Confesso! Non l’ho ancora finito, e non voglio esprimermi sul merito, ma non può non colpire il grado di approssimazione e superficialità  nelle analisi di tanti commentatori da social. Alla base vi è un pregiudizio (invero, da più di uno). Il primo e più importante è che al mondo interessi la loro opinione. Effetto DK.. sovrastima soggettiva!. Il secondo pregiudizio è quello che porta alla selettività dell’informazione. Si prende solo ciò che è funzionale al mantenimento della propria convinzione. E allora se il Generale – nel caso specifico – scrive qualcosa che rafforza la propria convinzione la si esalta (W il Generale!!). Se dice qualcosa che invece smentisce la convinzione, semplicemente la si ignora o la si contesta aprioristicamente (Fascista il Generale!).

La Convinzione elevata a verità

In generale, dunque, il punto nodale dunque, il vero focus su cui si incentra questa forma di bulimia comunicativa non è il tema nella sua complessità , quanto l’egocentrismo tipico di chi mette sempre e comunque al centro la propria convinzione, da intendersi quale verità assoluta non negoziabile.

Un tempo si diceva: “la mappa non è il territorio”. Oggi la mappa non è solo il territorio, ma l’intero globo e forse finanche l’universo tutto.

Una verità che non conosce l’alterità, non conosce il pensiero critico divergente, che non riconosce legittimità a chi ha una opinione diversa sul tema.

Questo è un effetto che certamente non nasce con il libro del Generale Vannacci, ma da molti anni imperversa nel dibattito pubblico attorno ai più vari argomenti.

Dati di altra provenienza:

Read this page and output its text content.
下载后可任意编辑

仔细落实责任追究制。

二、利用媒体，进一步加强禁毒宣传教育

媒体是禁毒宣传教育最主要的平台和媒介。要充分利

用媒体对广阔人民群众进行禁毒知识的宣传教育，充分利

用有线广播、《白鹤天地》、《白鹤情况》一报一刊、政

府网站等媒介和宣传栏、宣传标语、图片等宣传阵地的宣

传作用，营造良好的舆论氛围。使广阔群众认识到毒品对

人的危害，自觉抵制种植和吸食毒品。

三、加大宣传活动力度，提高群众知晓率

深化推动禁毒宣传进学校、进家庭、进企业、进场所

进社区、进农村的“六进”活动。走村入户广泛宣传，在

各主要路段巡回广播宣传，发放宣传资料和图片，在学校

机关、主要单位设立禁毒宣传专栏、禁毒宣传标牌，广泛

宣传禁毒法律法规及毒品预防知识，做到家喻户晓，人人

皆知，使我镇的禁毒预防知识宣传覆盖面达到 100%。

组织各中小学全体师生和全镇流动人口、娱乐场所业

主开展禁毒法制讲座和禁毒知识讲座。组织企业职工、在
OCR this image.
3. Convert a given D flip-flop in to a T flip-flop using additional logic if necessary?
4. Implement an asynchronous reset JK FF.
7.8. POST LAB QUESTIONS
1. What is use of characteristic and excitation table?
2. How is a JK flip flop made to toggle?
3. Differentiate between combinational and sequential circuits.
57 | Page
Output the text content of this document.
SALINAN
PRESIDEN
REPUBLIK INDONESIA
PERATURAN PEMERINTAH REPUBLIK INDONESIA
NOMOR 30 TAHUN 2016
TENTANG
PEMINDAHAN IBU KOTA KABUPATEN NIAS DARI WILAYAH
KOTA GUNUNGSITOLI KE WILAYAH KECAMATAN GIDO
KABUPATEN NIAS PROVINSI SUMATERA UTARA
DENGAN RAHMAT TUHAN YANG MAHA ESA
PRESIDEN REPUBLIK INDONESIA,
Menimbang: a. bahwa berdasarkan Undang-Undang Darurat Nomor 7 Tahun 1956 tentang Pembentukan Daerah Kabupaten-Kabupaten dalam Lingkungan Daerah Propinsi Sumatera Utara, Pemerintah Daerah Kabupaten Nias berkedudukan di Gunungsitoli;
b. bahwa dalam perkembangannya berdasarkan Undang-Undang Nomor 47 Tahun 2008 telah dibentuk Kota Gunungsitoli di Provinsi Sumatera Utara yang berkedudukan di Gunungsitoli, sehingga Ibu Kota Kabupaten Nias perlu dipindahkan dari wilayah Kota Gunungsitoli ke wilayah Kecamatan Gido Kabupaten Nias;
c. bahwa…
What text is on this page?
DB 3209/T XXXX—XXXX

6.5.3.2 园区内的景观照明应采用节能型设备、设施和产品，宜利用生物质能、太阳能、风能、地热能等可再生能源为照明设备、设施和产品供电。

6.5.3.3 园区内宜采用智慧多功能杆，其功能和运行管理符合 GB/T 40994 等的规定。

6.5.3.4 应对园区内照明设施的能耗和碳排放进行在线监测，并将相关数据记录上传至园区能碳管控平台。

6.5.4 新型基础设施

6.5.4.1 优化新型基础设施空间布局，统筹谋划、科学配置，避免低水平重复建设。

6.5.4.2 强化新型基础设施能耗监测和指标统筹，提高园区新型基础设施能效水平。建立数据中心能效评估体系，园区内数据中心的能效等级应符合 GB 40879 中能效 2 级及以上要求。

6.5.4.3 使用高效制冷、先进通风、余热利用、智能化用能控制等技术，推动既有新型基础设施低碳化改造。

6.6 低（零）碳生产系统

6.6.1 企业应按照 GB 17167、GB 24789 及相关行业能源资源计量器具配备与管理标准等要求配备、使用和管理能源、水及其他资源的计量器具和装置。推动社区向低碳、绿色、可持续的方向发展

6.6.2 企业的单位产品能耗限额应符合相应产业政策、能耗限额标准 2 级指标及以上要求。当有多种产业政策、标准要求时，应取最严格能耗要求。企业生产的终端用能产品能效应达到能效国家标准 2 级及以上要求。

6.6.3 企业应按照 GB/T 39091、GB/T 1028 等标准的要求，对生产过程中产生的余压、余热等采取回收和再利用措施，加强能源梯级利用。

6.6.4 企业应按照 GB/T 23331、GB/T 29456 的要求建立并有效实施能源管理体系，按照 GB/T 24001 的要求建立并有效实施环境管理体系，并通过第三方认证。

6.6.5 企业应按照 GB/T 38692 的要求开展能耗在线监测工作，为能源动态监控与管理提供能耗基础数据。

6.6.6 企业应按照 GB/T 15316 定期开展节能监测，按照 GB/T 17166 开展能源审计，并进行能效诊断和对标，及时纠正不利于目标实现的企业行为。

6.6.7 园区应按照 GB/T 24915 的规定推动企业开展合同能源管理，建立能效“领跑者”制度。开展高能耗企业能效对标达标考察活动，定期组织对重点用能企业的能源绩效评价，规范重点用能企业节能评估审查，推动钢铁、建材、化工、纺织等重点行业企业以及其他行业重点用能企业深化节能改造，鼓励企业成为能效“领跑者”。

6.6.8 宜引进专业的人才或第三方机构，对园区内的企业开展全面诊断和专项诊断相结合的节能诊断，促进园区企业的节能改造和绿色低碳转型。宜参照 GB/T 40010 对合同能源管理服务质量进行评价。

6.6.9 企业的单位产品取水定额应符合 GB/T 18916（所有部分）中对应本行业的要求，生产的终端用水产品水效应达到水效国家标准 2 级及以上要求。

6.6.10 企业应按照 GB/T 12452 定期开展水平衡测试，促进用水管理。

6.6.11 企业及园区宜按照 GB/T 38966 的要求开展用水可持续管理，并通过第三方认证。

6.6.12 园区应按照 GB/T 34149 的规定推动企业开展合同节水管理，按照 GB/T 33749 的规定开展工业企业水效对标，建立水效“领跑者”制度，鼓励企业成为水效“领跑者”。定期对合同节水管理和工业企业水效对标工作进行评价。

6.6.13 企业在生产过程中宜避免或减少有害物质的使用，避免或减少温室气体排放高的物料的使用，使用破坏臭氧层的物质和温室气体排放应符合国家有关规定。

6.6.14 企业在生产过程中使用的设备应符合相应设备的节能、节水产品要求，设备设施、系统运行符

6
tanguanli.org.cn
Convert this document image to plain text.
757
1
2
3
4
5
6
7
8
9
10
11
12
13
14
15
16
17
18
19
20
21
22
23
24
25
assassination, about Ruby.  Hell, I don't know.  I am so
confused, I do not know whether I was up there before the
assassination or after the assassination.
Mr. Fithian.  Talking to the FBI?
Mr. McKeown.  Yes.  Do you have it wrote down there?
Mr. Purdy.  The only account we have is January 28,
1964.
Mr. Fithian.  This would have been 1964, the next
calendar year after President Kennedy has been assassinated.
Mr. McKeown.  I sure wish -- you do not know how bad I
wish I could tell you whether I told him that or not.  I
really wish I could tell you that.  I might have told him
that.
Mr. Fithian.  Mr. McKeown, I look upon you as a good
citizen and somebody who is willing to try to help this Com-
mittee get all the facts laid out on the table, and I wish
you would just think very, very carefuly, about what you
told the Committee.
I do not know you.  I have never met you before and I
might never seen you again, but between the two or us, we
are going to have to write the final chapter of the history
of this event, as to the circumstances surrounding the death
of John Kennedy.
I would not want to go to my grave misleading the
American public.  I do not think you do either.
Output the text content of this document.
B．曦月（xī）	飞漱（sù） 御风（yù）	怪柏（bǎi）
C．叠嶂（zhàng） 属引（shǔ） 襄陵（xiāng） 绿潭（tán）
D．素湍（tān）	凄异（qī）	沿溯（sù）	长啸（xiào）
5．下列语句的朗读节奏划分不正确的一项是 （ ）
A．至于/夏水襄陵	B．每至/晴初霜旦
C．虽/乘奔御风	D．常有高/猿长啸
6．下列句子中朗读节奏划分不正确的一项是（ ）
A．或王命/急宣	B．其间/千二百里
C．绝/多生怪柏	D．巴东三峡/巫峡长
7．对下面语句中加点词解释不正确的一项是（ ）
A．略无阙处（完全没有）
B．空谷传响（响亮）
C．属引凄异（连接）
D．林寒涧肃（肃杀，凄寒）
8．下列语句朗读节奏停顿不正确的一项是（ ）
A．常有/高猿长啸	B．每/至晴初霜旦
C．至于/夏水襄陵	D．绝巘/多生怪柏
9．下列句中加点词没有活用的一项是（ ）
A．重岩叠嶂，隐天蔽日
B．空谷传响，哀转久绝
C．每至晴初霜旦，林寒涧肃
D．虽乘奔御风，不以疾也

Ed ecco che se si parla di calcio, tutti siamo allenatori, se si parla di giustizia, tutti siamo avvocati o magistrati, se si parla di politica internazionale, tutti siamo statisti e via andando. Se uno offre un parere colto dinanzi all’opinione errata ecco che “la tua opinione vale tanto quanto la mia” e via dicendo.

Quello che è sacrificato è l’umiltà di riconoscere che la propria convinzione non è verità assoluta ma una parte di verità che ha diritto di esistere tanto quanto le versioni ad essa contrapposte.

La scomparsa del pensiero critico

In ciò si fonda un dialogo che prevede una seppur minima preparazione tematica. Al di fuori di questo, siamo nel tifo, nella fede cieca nel proprio io. L’uomo misura di ogni cosa, viene sostituito da “io sono misura di ogni cosa”, e questo è quanto di più antidemocratico vi possa essere. Perchè mentre offre l’illusione della pluralità di punti di vista, in realtà genere la proliferazione di monadi autoreferenziali del tutto indifferenti al proprio grado di preparazione. Poi, i social – o più in generale la rete – rafforzano tali dispercezioni rafforzando la polarizzazione e la chiusura.

Ad Harvard esiste un corso di comunicazione – mi pare che sia retorica forense, o qualcosa del genere – in cui ci si allena a sostenere tesi contrarie alle proprie convizioni personali. E così se a uno piace il mare dovrà convincere della bellezza della montagna ecc. ecc.

Lo trovo un esercizio estremamente utile che dovrebbe essere utilizzato ovunque perché apre la mente e stimola l’assunzione del punto di vista dell’altro come strumento di crescita (non solo tecnica).

Nuove Ideologie

Invece, c’è da prendere atto con tristezza, che si va nella direzione opposta, e ciò coinvolge non solo i “quisque de populo” ma anche chi riveste delle responsabilità pubbliche, chi guida organizzazioni importanti, chi dovrebbe fare della propria leadership uno strumento di risoluzione dei problemi e non un’occasione per dimostrare la propria fedeltà da ultras.

E’ vero, sono cadute le macroideologie, quei fenomeni collettivi che massificavano il pensiero, ma il risultato è la partenogenesi di singole e individuali weltanschaung del tutto incapaci di confrontarsi con l’altro. IL predominio del “io-mio” prevale su ogni senso del comune sentire e del fecondo dibattito democratico.

E se il pensiero tiranno dell’individuo prevale sul libero e fecondo dibattito tra idee contrapposte, si declina il pensiero in senso unico e totalitario.